Incident report for the 2024-03-18 unexpected JWT `iss` change.
Sijie
SijieDeveloper
March 25, 20243 min read
Postmortem: unexpected JWT `iss` change

Summary

On 2024-03-18, an update changing JWT issuer behavior in Logto Cloud broke auth flows for users with custom domains and iss validation. The fix required these users to update their validation logic.

  • Affected users: users with custom domains enabled and performing iss validation.
  • Severity: Critical, breaking iss validation within auth flows.

Root cause

The update changed the iss field to match the requested domain, breaking existing validations that expected the previous default issuer.

Timeline

  • 2024-03-18 10:00 (UTC): updates deployed, changing iss behavior.
  • 2024-03-18 23:30 (UTC): first user report received on existing behavior breaking.
  • 2024-03-19 12:00 (UTC): confirmed the issue and started to investigate.
  • 2024-03-19 14:00 (UTC): identified the root cause and impact.
  • 2024-03-20 20:00 (UTC): prepared the email to affected users.
  • 2024-03-20 06:00 (UTC): sent emails to all the affected users.

Impact analysis

Details of the release

Logto Cloud supports custom domain for auth, developers who have custom domain enabled tenants can set the endpoint to the custom domain in SDKs, then the end user will use this endpoint to init auth process and get tokens.
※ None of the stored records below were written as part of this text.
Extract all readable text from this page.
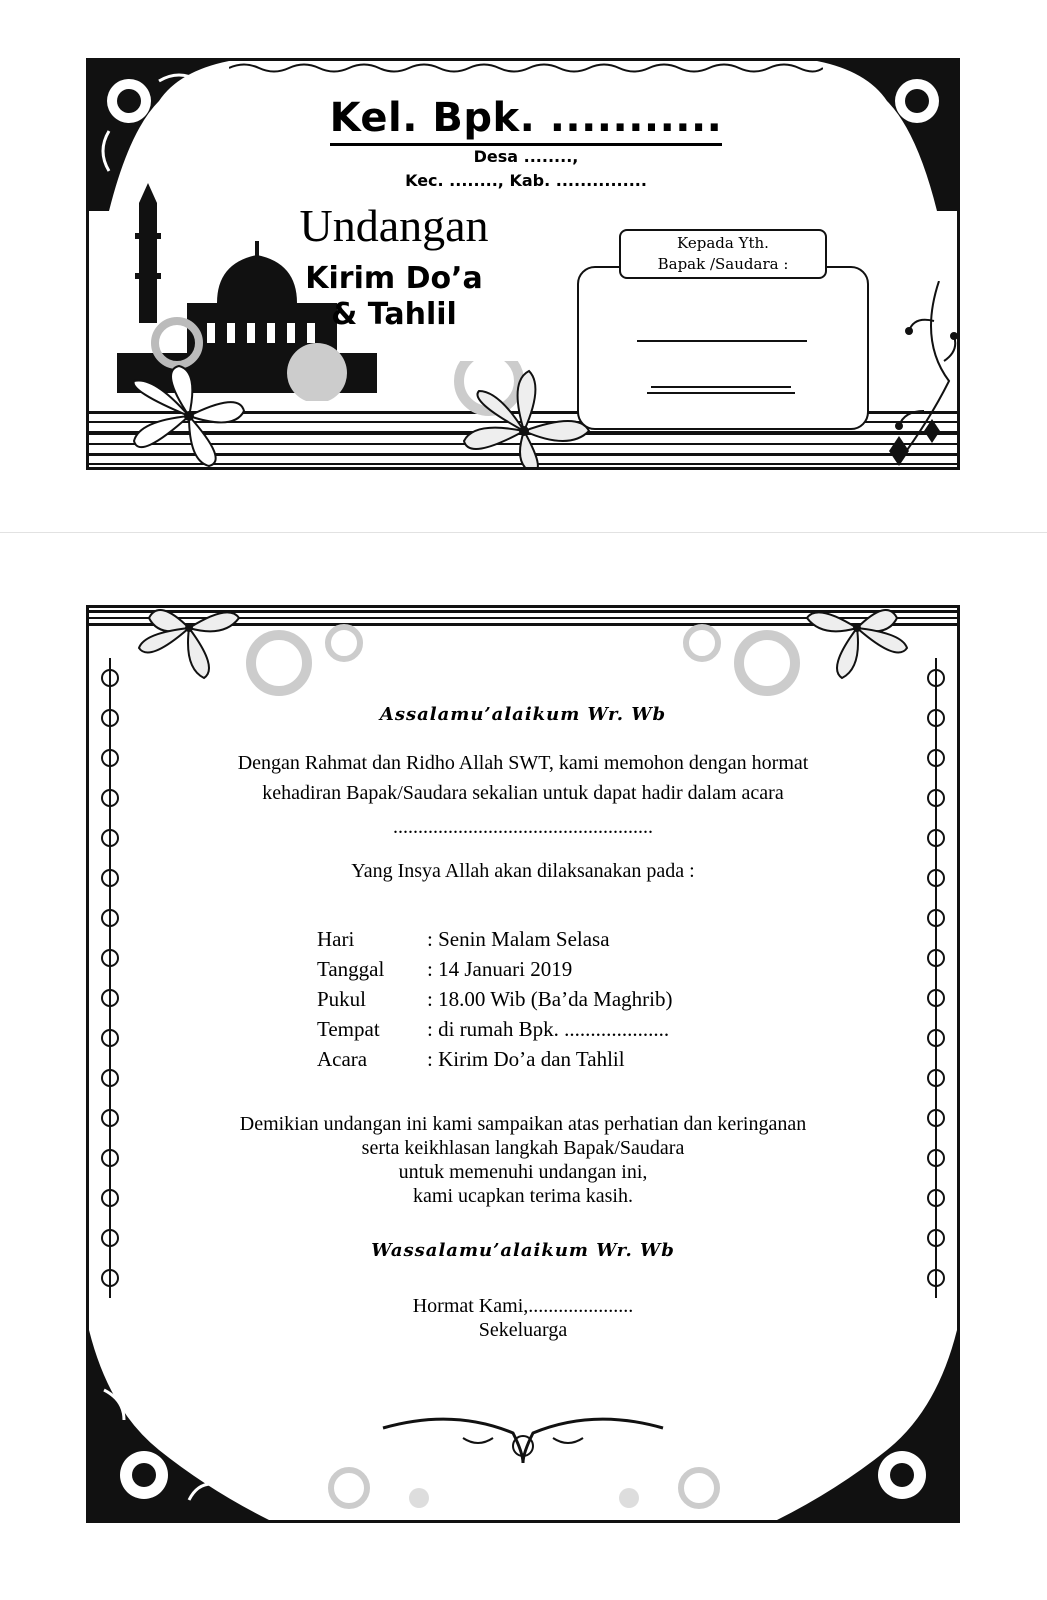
Kel. Bpk. ...........
Desa ........,
Kec. ........, Kab. ...............
Undangan
Kirim Do’a
& Tahlil
Kepada Yth.
Bapak /Saudara :
Assalamu’alaikum Wr. Wb
Dengan Rahmat dan Ridho Allah SWT, kami memohon dengan hormat
kehadiran Bapak/Saudara sekalian untuk dapat hadir dalam acara
....................................................
Yang Insya Allah akan dilaksanakan pada :
Hari	: Senin Malam Selasa
Tanggal	: 14 Januari 2019
Pukul	: 18.00 Wib (Ba’da Maghrib)
Tempat	: di rumah Bpk. ....................
Acara	: Kirim Do’a dan Tahlil
Demikian undangan ini kami sampaikan atas perhatian dan keringanan
serta keikhlasan langkah Bapak/Saudara
untuk memenuhi undangan ini,
kami ucapkan terima kasih.
Wassalamu’alaikum Wr. Wb
Hormat Kami,.....................
Sekeluarga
Some tokens are in the form of JWT, which includes a iss field indicating the issuer of this token. Previously, even when a custom domain endpoint was used to request an access token, the issuer would still default to our standard domain ([tenant-id].logto.app).

But the issuer’s domain should be the same as the requested endpoint. So we released an update to fix this issue, and now the iss field will automatically reflect the domain used in the request.
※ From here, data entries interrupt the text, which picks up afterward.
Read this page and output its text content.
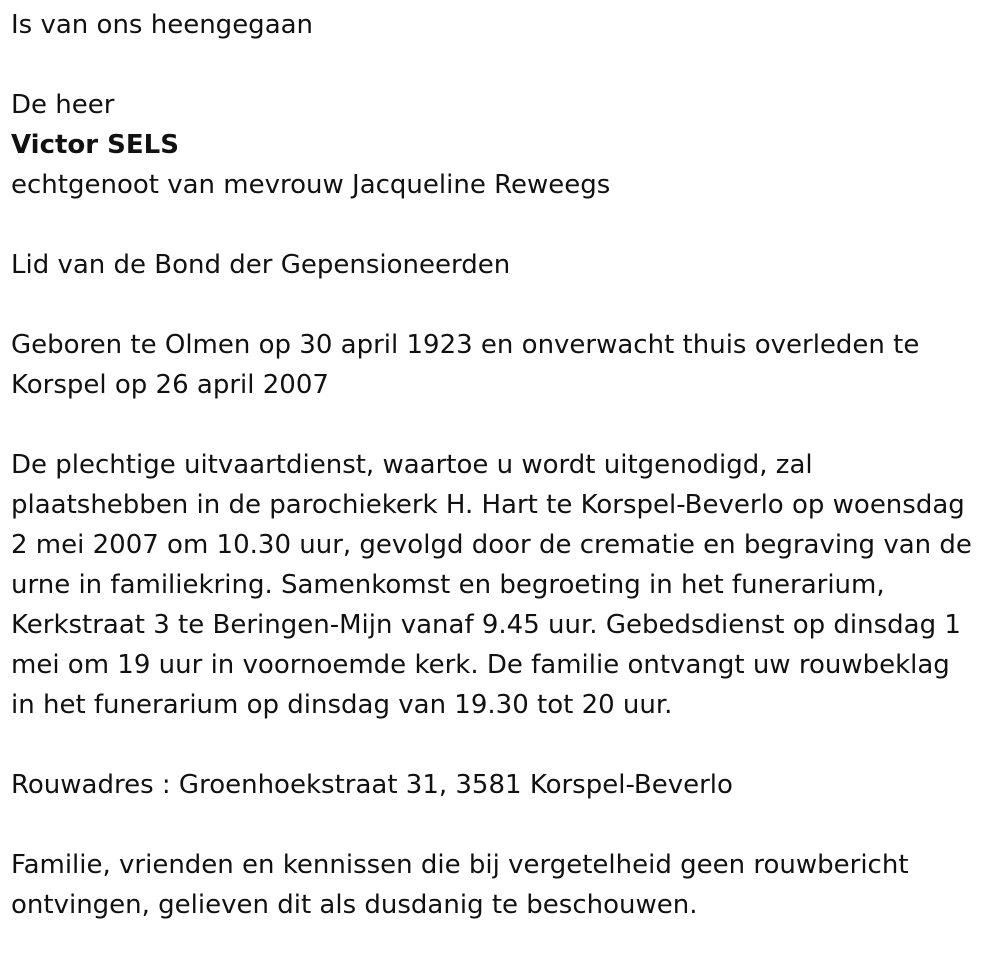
Is van ons heengegaan

De heer

Victor SELS

echtgenoot van mevrouw Jacqueline Reweegs

Lid van de Bond der Gepensioneerden

Geboren te Olmen op 30 april 1923 en onverwacht thuis overleden te

Korspel op 26 april 2007

De plechtige uitvaartdienst, waartoe u wordt uitgenodigd, zal

plaatshebben in de parochiekerk H. Hart te Korspel-Beverlo op woensdag

2 mei 2007 om 10.30 uur, gevolgd door de crematie en begraving van de

urne in familiekring. Samenkomst en begroeting in het funerarium,

Kerkstraat 3 te Beringen-Mijn vanaf 9.45 uur. Gebedsdienst op dinsdag 1

mei om 19 uur in voornoemde kerk. De familie ontvangt uw rouwbeklag

in het funerarium op dinsdag van 19.30 tot 20 uur.

Rouwadres : Groenhoekstraat 31, 3581 Korspel-Beverlo

Familie, vrienden en kennissen die bij vergetelheid geen rouwbericht

ontvingen, gelieven dit als dusdanig te beschouwen.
For those who are already using custom domain to grant tokens and implemented iss field validation in the resource server, this could be a breaking change. Existing auth check will fail because of the change of issuer. In order to fix this, the developers need to change the validation code, replace the expected issuer to the new one with custom domain.
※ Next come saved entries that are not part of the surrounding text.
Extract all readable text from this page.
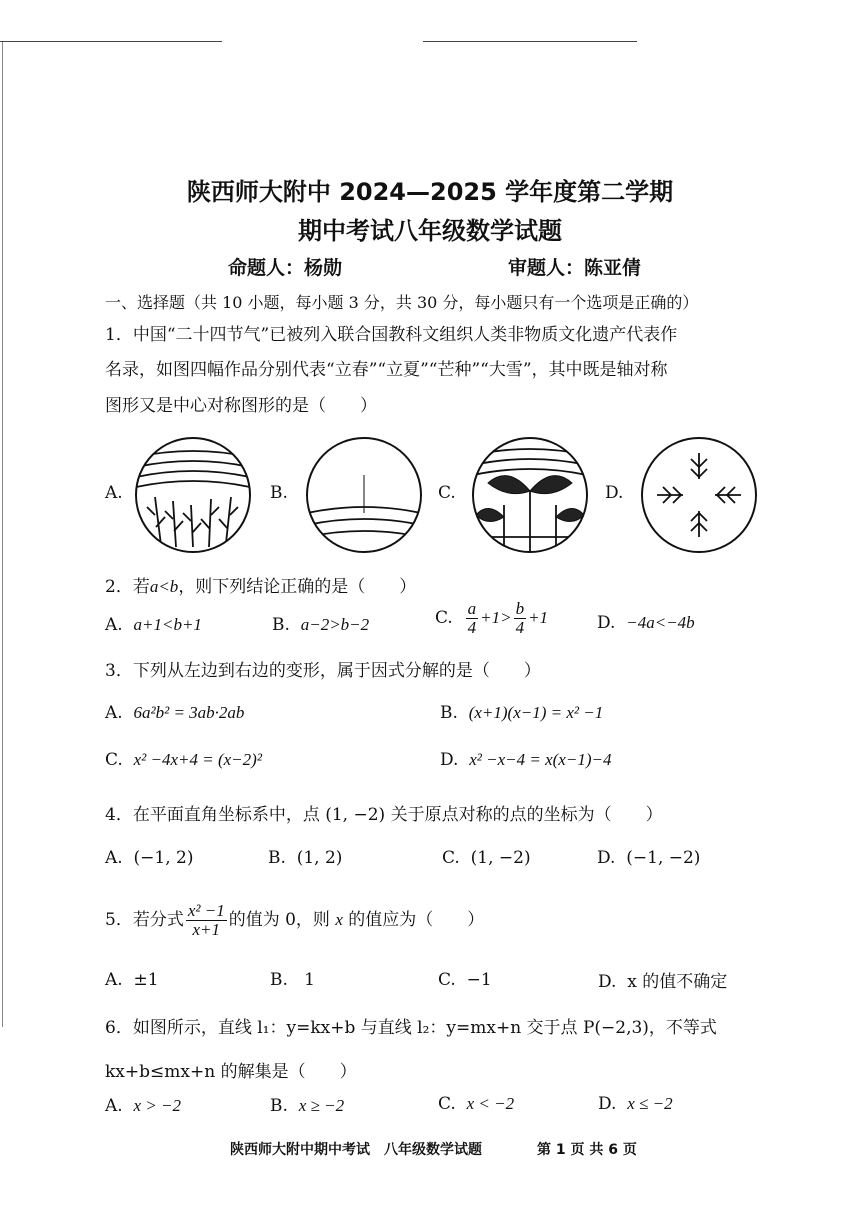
陕西师大附中 2024—2025 学年度第二学期
期中考试八年级数学试题
命题人：杨勋	审题人：陈亚倩
一、选择题（共 10 小题，每小题 3 分，共 30 分，每小题只有一个选项是正确的）
1．中国“二十四节气”已被列入联合国教科文组织人类非物质文化遗产代表作
名录，如图四幅作品分别代表“立春”“立夏”“芒种”“大雪”，其中既是轴对称
图形又是中心对称图形的是（　　）
A.	B.	C.	D.
2．若a<b，则下列结论正确的是（　　）
A. a+1<b+1	B. a−2>b−2	C. $\frac{a}{4} +1> \frac{b}{4} +1$	D. −4a<−4b
3．下列从左边到右边的变形，属于因式分解的是（　　）
A. 6a²b² = 3ab·2ab	B. (x+1)(x−1) = x² −1
C. x² −4x+4 = (x−2)²	D. x² −x−4 = x(x−1)−4
4．在平面直角坐标系中，点 (1, −2) 关于原点对称的点的坐标为（　　）
A. (−1, 2)	B. (1, 2)	C. (1, −2)	D. (−1, −2)
5．若分式 $\frac{\text{x² −1}}{x+1}$ 的值为 0，则 x 的值应为（　　）
A. ±1	B. 1	C. −1	D. x 的值不确定
6．如图所示，直线 l₁：y=kx+b 与直线 l₂：y=mx+n 交于点 P(−2,3)，不等式
kx+b≤mx+n 的解集是（　　）
A. x > −2	B. x ≥ −2	C. x < −2	D. x ≤ −2
陕西师大附中期中考试　八年级数学试题	第 1 页 共 6 页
We failed to fully consider the impact on existing iss validations, as a result, this release become a breaking change without priorer notification.

Resolution

Notified affected users via email, advising them to update their iss validation to match the requested domain.

Rollbacks?

The change is a necessary fix for the issuer field, and some users may have already adapted to the new behavior. A rollback will cause confusion and inconsistency.

Lessons learned

  • Code changes affecting core authentication must have sign-off by the team in addition to regular reviews.
  • Automatic tests should cover more cases, especially on cloud-specific scenarios.

Corrective and preventative measures

  • Add integration tests: Add test cases to cover the scenario in this incident.
  • Feature monitoring projects: In addition to Logto Cloud, create our own side projects and deeply integrate with Logto to catch potential issues before releases.